FORT LAUDERDALE, Fla. - 

If publicly traded dealer groups wanted to buy another rooftop, they had to open their checkbooks or dig deeper into their credit availability based on the figures shared in the Q3 2017 edition of the Haig Report released on Wednesday by Haig Partners.

For the year-to-date numbers ending Sept. 30, Haig Partners calculated publicly traded retailers had spent $935 million on dealerships in the U.S., an increase of 62 percent from the $578 million deployed during the same period in 2016.

The report pointed out that Lithia Motors was the most active of the publicly traded companies and continues to target underperforming large platforms in different parts of the U.S.

“Despite all the noise regarding the potential negative impact on auto dealerships from ride sharing, electrification, autonomous vehicles and changes to the franchise system, the "smart money" is still buying dealerships,” Haig Partners said.

The report also shared that the number of dealerships that sold in the U.S. through the first nine months of the year declined by 18 percent compared to the same period in 2016.

Haig Partners also computed profits at privately owned dealerships for the 12 months ending Sept. 30 were 3.8 percent lower than year end 2016 due to rising costs.

Values of privately owned dealerships fell 3.2 percent during this period, according to the Haig Report. Haig Partners' franchised blue sky multiples were mostly unchanged in Q3, with increased valuations for Subaru and Volkswagen only.

Continuing the trend from 2016, the report showed demand for dealerships shifted from luxury brands to domestic brands that are heavier in trucks and SUVs. Luxury dealerships accounted for 14 percent of acquisitions through Q3, down from 17 percent through Q3 of last year, and purchases of domestic stores increased to 50 percent through Q3 from 46 percent through Q3 2016.

Other key findings from the Q3 2017 Haig Report include:

—Macroeconomic indicators such as GDP, interest rates, employment, number of miles driven and consumer sentiment remain highly favorable for dealers.

—Other trends such as used-vehicle pricing, incentive spending by the OEMs, and rising inventories are growing less favorable to dealers.

—Fleet sales have fallen by 8.3 percent through October, although retail sales are almost flat from the same period in 2016.

—Declines in new and used gross profits per vehicle are being offset by gains in F&I and fixed operations.

—Sales and gross profits continue to increase at dealerships, but expenses are rising faster leading to earnings declines at many public and private dealers.

—The average dealership pre-tax profit during the last 12 months was $1.41 million

—Average estimated blue sky value per dealership dipped 3.2 percent from the end of 2016 to $6.8 million.

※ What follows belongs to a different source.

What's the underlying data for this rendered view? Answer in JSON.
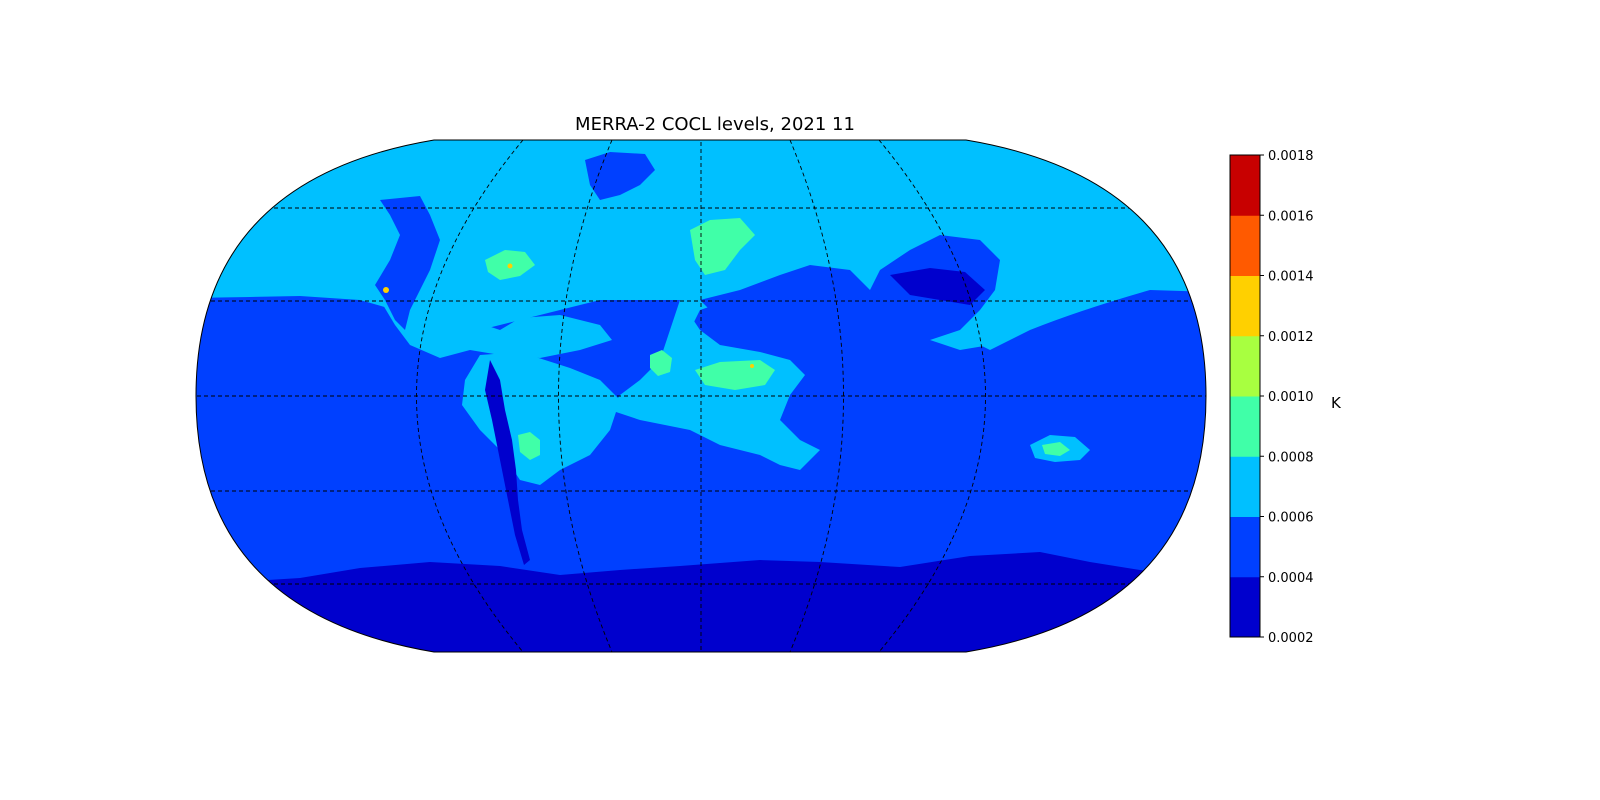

—Potential threats from autonomous cars, ride sharing, electrification and changes to franchise laws are so far having minimal to no impact on dealership values.

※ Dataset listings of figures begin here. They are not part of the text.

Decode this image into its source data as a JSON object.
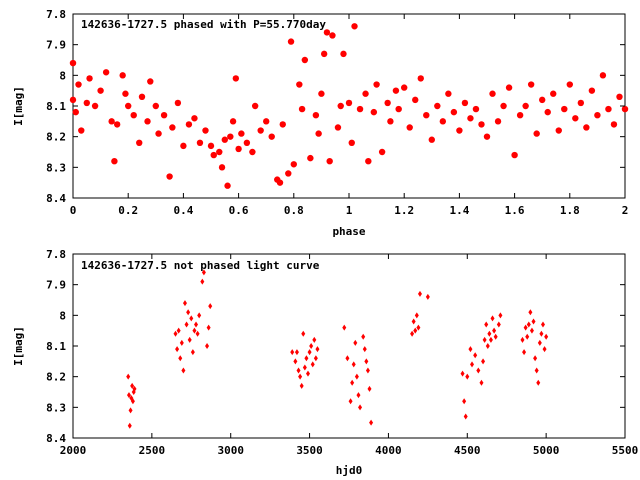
{
  "chart_data": [
    {
      "type": "scatter",
      "title": "142636-1727.5 phased with P=55.770day",
      "xlabel": "phase",
      "ylabel": "I[mag]",
      "xlim": [
        0,
        2
      ],
      "ylim": [
        8.4,
        7.8
      ],
      "y_inverted": true,
      "xticks": [
        "0",
        "0.2",
        "0.4",
        "0.6",
        "0.8",
        "1",
        "1.2",
        "1.4",
        "1.6",
        "1.8",
        "2"
      ],
      "yticks": [
        "7.8",
        "7.9",
        "8",
        "8.1",
        "8.2",
        "8.3",
        "8.4"
      ],
      "marker_color": "#ff0000",
      "marker": "filled-circle",
      "grid": false,
      "series": [
        {
          "points": [
            [
              0.0,
              8.08
            ],
            [
              0.0,
              7.96
            ],
            [
              0.01,
              8.12
            ],
            [
              0.02,
              8.03
            ],
            [
              0.03,
              8.18
            ],
            [
              0.05,
              8.09
            ],
            [
              0.06,
              8.01
            ],
            [
              0.08,
              8.1
            ],
            [
              0.1,
              8.05
            ],
            [
              0.12,
              7.99
            ],
            [
              0.14,
              8.15
            ],
            [
              0.15,
              8.28
            ],
            [
              0.16,
              8.16
            ],
            [
              0.18,
              8.0
            ],
            [
              0.19,
              8.06
            ],
            [
              0.2,
              8.1
            ],
            [
              0.22,
              8.13
            ],
            [
              0.24,
              8.22
            ],
            [
              0.25,
              8.07
            ],
            [
              0.27,
              8.15
            ],
            [
              0.28,
              8.02
            ],
            [
              0.3,
              8.1
            ],
            [
              0.31,
              8.19
            ],
            [
              0.33,
              8.13
            ],
            [
              0.35,
              8.33
            ],
            [
              0.36,
              8.17
            ],
            [
              0.38,
              8.09
            ],
            [
              0.4,
              8.23
            ],
            [
              0.42,
              8.16
            ],
            [
              0.44,
              8.14
            ],
            [
              0.46,
              8.22
            ],
            [
              0.48,
              8.18
            ],
            [
              0.5,
              8.23
            ],
            [
              0.51,
              8.26
            ],
            [
              0.53,
              8.25
            ],
            [
              0.54,
              8.3
            ],
            [
              0.55,
              8.21
            ],
            [
              0.56,
              8.36
            ],
            [
              0.57,
              8.2
            ],
            [
              0.58,
              8.15
            ],
            [
              0.59,
              8.01
            ],
            [
              0.6,
              8.24
            ],
            [
              0.61,
              8.19
            ],
            [
              0.63,
              8.22
            ],
            [
              0.65,
              8.25
            ],
            [
              0.66,
              8.1
            ],
            [
              0.68,
              8.18
            ],
            [
              0.7,
              8.15
            ],
            [
              0.72,
              8.2
            ],
            [
              0.74,
              8.34
            ],
            [
              0.75,
              8.35
            ],
            [
              0.76,
              8.16
            ],
            [
              0.78,
              8.32
            ],
            [
              0.79,
              7.89
            ],
            [
              0.8,
              8.29
            ],
            [
              0.82,
              8.03
            ],
            [
              0.83,
              8.11
            ],
            [
              0.84,
              7.95
            ],
            [
              0.86,
              8.27
            ],
            [
              0.88,
              8.13
            ],
            [
              0.89,
              8.19
            ],
            [
              0.9,
              8.06
            ],
            [
              0.91,
              7.93
            ],
            [
              0.92,
              7.86
            ],
            [
              0.93,
              8.28
            ],
            [
              0.94,
              7.87
            ],
            [
              0.96,
              8.17
            ],
            [
              0.97,
              8.1
            ],
            [
              0.98,
              7.93
            ],
            [
              1.0,
              8.09
            ],
            [
              1.01,
              8.22
            ],
            [
              1.02,
              7.84
            ],
            [
              1.04,
              8.11
            ],
            [
              1.06,
              8.06
            ],
            [
              1.07,
              8.28
            ],
            [
              1.09,
              8.12
            ],
            [
              1.1,
              8.03
            ],
            [
              1.12,
              8.25
            ],
            [
              1.14,
              8.09
            ],
            [
              1.15,
              8.15
            ],
            [
              1.17,
              8.05
            ],
            [
              1.18,
              8.11
            ],
            [
              1.2,
              8.04
            ],
            [
              1.22,
              8.17
            ],
            [
              1.24,
              8.08
            ],
            [
              1.26,
              8.01
            ],
            [
              1.28,
              8.13
            ],
            [
              1.3,
              8.21
            ],
            [
              1.32,
              8.1
            ],
            [
              1.34,
              8.15
            ],
            [
              1.36,
              8.06
            ],
            [
              1.38,
              8.12
            ],
            [
              1.4,
              8.18
            ],
            [
              1.42,
              8.09
            ],
            [
              1.44,
              8.14
            ],
            [
              1.46,
              8.11
            ],
            [
              1.48,
              8.16
            ],
            [
              1.5,
              8.2
            ],
            [
              1.52,
              8.06
            ],
            [
              1.54,
              8.15
            ],
            [
              1.56,
              8.1
            ],
            [
              1.58,
              8.04
            ],
            [
              1.6,
              8.26
            ],
            [
              1.62,
              8.13
            ],
            [
              1.64,
              8.1
            ],
            [
              1.66,
              8.03
            ],
            [
              1.68,
              8.19
            ],
            [
              1.7,
              8.08
            ],
            [
              1.72,
              8.12
            ],
            [
              1.74,
              8.06
            ],
            [
              1.76,
              8.18
            ],
            [
              1.78,
              8.11
            ],
            [
              1.8,
              8.03
            ],
            [
              1.82,
              8.14
            ],
            [
              1.84,
              8.09
            ],
            [
              1.86,
              8.17
            ],
            [
              1.88,
              8.05
            ],
            [
              1.9,
              8.13
            ],
            [
              1.92,
              8.0
            ],
            [
              1.94,
              8.11
            ],
            [
              1.96,
              8.16
            ],
            [
              1.98,
              8.07
            ],
            [
              2.0,
              8.11
            ]
          ]
        }
      ]
    },
    {
      "type": "scatter",
      "title": "142636-1727.5 not phased light curve",
      "xlabel": "hjd0",
      "ylabel": "I[mag]",
      "xlim": [
        2000,
        5500
      ],
      "ylim": [
        8.4,
        7.8
      ],
      "y_inverted": true,
      "xticks": [
        "2000",
        "2500",
        "3000",
        "3500",
        "4000",
        "4500",
        "5000",
        "5500"
      ],
      "yticks": [
        "7.8",
        "7.9",
        "8",
        "8.1",
        "8.2",
        "8.3",
        "8.4"
      ],
      "marker_color": "#ff0000",
      "marker": "diamond",
      "grid": false,
      "series": [
        {
          "points": [
            [
              2350,
              8.2
            ],
            [
              2355,
              8.26
            ],
            [
              2360,
              8.36
            ],
            [
              2365,
              8.31
            ],
            [
              2370,
              8.27
            ],
            [
              2375,
              8.23
            ],
            [
              2380,
              8.28
            ],
            [
              2385,
              8.25
            ],
            [
              2390,
              8.24
            ],
            [
              2650,
              8.06
            ],
            [
              2660,
              8.11
            ],
            [
              2670,
              8.05
            ],
            [
              2680,
              8.14
            ],
            [
              2690,
              8.09
            ],
            [
              2700,
              8.18
            ],
            [
              2710,
              7.96
            ],
            [
              2720,
              8.03
            ],
            [
              2730,
              7.99
            ],
            [
              2740,
              8.08
            ],
            [
              2750,
              8.01
            ],
            [
              2760,
              8.12
            ],
            [
              2770,
              8.05
            ],
            [
              2780,
              8.03
            ],
            [
              2790,
              8.06
            ],
            [
              2800,
              8.0
            ],
            [
              2820,
              7.89
            ],
            [
              2830,
              7.86
            ],
            [
              2850,
              8.1
            ],
            [
              2860,
              8.04
            ],
            [
              2870,
              7.97
            ],
            [
              3390,
              8.12
            ],
            [
              3410,
              8.15
            ],
            [
              3420,
              8.12
            ],
            [
              3430,
              8.18
            ],
            [
              3440,
              8.2
            ],
            [
              3450,
              8.23
            ],
            [
              3460,
              8.06
            ],
            [
              3470,
              8.17
            ],
            [
              3480,
              8.14
            ],
            [
              3490,
              8.19
            ],
            [
              3500,
              8.12
            ],
            [
              3510,
              8.1
            ],
            [
              3520,
              8.16
            ],
            [
              3530,
              8.08
            ],
            [
              3540,
              8.14
            ],
            [
              3550,
              8.11
            ],
            [
              3720,
              8.04
            ],
            [
              3740,
              8.14
            ],
            [
              3760,
              8.28
            ],
            [
              3770,
              8.22
            ],
            [
              3780,
              8.16
            ],
            [
              3790,
              8.09
            ],
            [
              3800,
              8.2
            ],
            [
              3810,
              8.26
            ],
            [
              3820,
              8.3
            ],
            [
              3840,
              8.07
            ],
            [
              3850,
              8.11
            ],
            [
              3860,
              8.15
            ],
            [
              3870,
              8.18
            ],
            [
              3880,
              8.24
            ],
            [
              3890,
              8.35
            ],
            [
              4150,
              8.06
            ],
            [
              4160,
              8.02
            ],
            [
              4170,
              8.05
            ],
            [
              4180,
              8.0
            ],
            [
              4190,
              8.04
            ],
            [
              4200,
              7.93
            ],
            [
              4250,
              7.94
            ],
            [
              4470,
              8.19
            ],
            [
              4480,
              8.28
            ],
            [
              4490,
              8.33
            ],
            [
              4500,
              8.2
            ],
            [
              4520,
              8.11
            ],
            [
              4530,
              8.16
            ],
            [
              4550,
              8.13
            ],
            [
              4570,
              8.18
            ],
            [
              4590,
              8.22
            ],
            [
              4600,
              8.15
            ],
            [
              4610,
              8.08
            ],
            [
              4620,
              8.03
            ],
            [
              4630,
              8.1
            ],
            [
              4640,
              8.06
            ],
            [
              4650,
              8.08
            ],
            [
              4660,
              8.01
            ],
            [
              4670,
              8.05
            ],
            [
              4680,
              8.07
            ],
            [
              4700,
              8.03
            ],
            [
              4710,
              8.0
            ],
            [
              4850,
              8.08
            ],
            [
              4860,
              8.12
            ],
            [
              4870,
              8.04
            ],
            [
              4880,
              8.07
            ],
            [
              4890,
              8.03
            ],
            [
              4900,
              7.99
            ],
            [
              4910,
              8.05
            ],
            [
              4920,
              8.02
            ],
            [
              4930,
              8.14
            ],
            [
              4940,
              8.18
            ],
            [
              4950,
              8.22
            ],
            [
              4960,
              8.09
            ],
            [
              4970,
              8.06
            ],
            [
              4980,
              8.03
            ],
            [
              4990,
              8.11
            ],
            [
              5000,
              8.07
            ]
          ]
        }
      ]
    }
  ]
}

—Public auto retailers are spending more of their capital on acquiring auto dealerships in the U.S. than last year.

—Private equity firms and family offices continue to make substantial investments in auto retail.

“As we expected, the sharp drop in the first quarter of the year has been offset by strong second and third quarters and we are expecting robust conditions for the rest of the year,” Haig Partners president Alan Haig said. “There are many buyers and sellers in the market and deal financing remains readily available. These are good conditions for buy-sells, so long as sellers understand that their leverage is more limited than in the past.

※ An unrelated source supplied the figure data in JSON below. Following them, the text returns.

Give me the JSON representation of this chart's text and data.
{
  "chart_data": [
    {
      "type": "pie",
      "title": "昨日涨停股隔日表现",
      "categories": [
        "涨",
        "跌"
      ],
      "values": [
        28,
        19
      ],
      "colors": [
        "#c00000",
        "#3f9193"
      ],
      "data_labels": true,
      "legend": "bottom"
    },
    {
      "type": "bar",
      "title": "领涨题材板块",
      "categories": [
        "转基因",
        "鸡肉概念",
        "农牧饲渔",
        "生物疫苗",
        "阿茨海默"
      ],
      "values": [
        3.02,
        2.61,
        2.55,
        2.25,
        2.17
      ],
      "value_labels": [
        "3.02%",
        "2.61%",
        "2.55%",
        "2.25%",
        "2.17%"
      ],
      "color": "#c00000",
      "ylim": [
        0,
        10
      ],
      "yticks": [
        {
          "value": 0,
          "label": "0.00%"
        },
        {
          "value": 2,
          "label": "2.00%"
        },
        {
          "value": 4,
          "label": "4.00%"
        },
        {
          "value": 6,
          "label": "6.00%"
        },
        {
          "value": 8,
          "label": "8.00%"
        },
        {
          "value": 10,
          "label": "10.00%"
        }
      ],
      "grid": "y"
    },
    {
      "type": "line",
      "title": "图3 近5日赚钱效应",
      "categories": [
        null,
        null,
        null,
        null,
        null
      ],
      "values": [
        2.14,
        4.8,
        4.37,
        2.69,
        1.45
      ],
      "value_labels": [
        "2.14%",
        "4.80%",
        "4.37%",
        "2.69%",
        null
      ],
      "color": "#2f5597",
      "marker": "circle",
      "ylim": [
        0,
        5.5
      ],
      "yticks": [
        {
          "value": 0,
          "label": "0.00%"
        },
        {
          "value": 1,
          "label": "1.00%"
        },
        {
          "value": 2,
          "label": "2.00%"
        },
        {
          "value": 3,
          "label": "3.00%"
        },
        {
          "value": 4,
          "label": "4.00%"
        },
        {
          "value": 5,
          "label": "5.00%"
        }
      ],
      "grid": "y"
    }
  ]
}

“Buyers have many options and are increasingly concerned about future profits. They are less likely to chase deals or pay big premiums. If dealers want to sell their dealerships they will likely need to accept today’s offer since tomorrow’s offer could be lower,” Haig continued.

Haig Partners is seeing these conditions in its current engagements that include domestic, import and luxury dealerships that range from Florida to New York to California. The firm has closed dealership transactions with a value of more than $3.6 billion during the past 20 years.

The Haig Report is published each quarter and includes comprehensive data, analyses and opinions about the auto retail industry. Also included in each edition are Haig Partners' blue sky multiples that can serve as a gauge for franchise values.